Still, R9 280X 3GB is wiping the floor with NV's GTX670/770 and is also beating 780, 780Ti, OG Titan and
GTX970. This is a historical moment as we have a 2017 modern game where R9 280X is outperforming 2 "generations" of Kepler cards and a next generation Maxwell card.
Things get even worse at 1440p where R9 280X is still playable. R9 290 1Ghz is barely slower than an Asus Strix GTX980.
Shockingly (or not), for those on this forum and other technical forums who were forward thinking and predicted that 3.5GB of segmented memory would destroy the GTX970 over their life-cycle, we are now seeing this come to fruition front and center in a AAA game (that's not including other titles like Mirror's Edge Catalyst, Shadow of Mordor, etc.)
R9 390 8GB ~ 74 fps
GTX980 4GB ~ 67 fps
R9 290 4GB ~ 64 fps
vs.
GTX970 3.5GB ~ 36 fps
Among steam gamers, a whopping 4.7% still game on a GTX970, 3.59% have a GTX960, 3.35% have a GTX750Ti, 1.59% have a GTX760, 1.13% have a GTX950. That means 14.36% of current Steam users would have been better off buying an R9 290/390/290X instead of GTX970, R9 380/380X/280X instead of the GTX950/960 (I actually pushed as hard as possible for a $250 R9 290 that certain vocals on our forums bashed for its power usage at all costs while still recommending GTX960 ...yawn), R9 270/270X over GTX750Ti, and HD7950/7950V2 3GB over GTX760/670.
GTX1070 is barely outperforming the R9 390/390X in this title.
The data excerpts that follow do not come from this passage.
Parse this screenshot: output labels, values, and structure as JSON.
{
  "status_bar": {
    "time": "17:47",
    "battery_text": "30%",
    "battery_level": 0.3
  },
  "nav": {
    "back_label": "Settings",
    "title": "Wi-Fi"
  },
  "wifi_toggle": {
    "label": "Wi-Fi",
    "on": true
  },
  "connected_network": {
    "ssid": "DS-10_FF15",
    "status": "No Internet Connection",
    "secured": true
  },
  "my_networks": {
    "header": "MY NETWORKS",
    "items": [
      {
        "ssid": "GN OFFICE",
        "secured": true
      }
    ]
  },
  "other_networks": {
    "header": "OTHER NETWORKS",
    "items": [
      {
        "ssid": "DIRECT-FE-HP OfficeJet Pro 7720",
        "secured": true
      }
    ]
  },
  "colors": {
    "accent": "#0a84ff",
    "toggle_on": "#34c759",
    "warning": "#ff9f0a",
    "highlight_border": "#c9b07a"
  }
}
Pathetic showing from Pascal.
@ 1440p, R9 280X
3GB is 36-38% faster than GTX960
4GB, 42% faster than GTX970
3.5GB, and an astounding 2.09X faster than GTX1060
3GB. Just more proof that AMD's modern drivers manages VRAM better than NV in games. We've seen this over and over in GameGPU testing.
Fun fact, the R9 290 you bashed over its life-cycle in nearly every pro-GTX960 thread you were present in is 74% faster than GTX960 4GB at 1440p.
In conclusion, we now have 3 full generations of history that shows AMD cards age WAY better and are a better buy for most gamers who keep using their GPUs over 2-4 years. It's shocking in hind-sight to see that R9 290 cost $250 and R9 290X cost $280-325 when GTX980 cost $500-550!
HD7950/7950 V2 > GTX760/GTX670
HD7970/7970Ghz > GTX680/770
R9 290 > 780/OG Titan
R9 390 > 970
R9 290X > 780Ti/OG Titan
R9 390X > 980
The only 2 things that saved 980Ti from the same embarrassment is lack of VRAM and overclocking on the Fury X.
Fingers crossed that AMD has something good in 2017 with Vega so I can dump my 1070s and safely move on to Vega architecture that has next generation features in mind and won't fall apart in 2018-2019 games.
For all the negativity regarding the ultra high-end 980Ti vs. Fury X segment in the last 1.5 years that frankly less than 3% of all PC gamers care about, the more eye-opening fact that most PC gamers should pay attention to is how poorly NV cards age over time. AMD has been
consistently outperforming NV in all performance tiers from $100-$450 over the 2-5 year life-cycle of GPU ownership. And even if we consider "flagship" GTX680/780/780Ti/OG Titan/980 cards, they all aged horribly. Since 2011, the ONLY great modern card NV made on the high-end was the GTX980Ti [it's too early to judge the GTX1080 since it's not even 1 year old.]
I am glad my spare rigs have HD7970Ghz/R9 390 in them, instead of GTX670/680/GTX970 that I could have purchased instead.
*** It's also amusing to see PC "experts" claim that current consoles are underpowered and that Sony/MS should have went with NV for XB1/PS4 when the mid-range R9 270/HD7850 level GPU in the PS4 is now approaching and beat GTX770. If MS chose NV for Scorpio, we would have probably gotten some crappy GTX1050Ti for the same price AMD is going to give Scorpio a Polaris at minimum. The longevity of AMD's GCN architectures and amazing driver support for those cards is another reason they will stand a greater chance winning PS5/XB2 designs. NV seems to be more concerned selling cards that are fast in the first 18-24 months and after that, they move on to the next generation. Buying their cards is like a lease!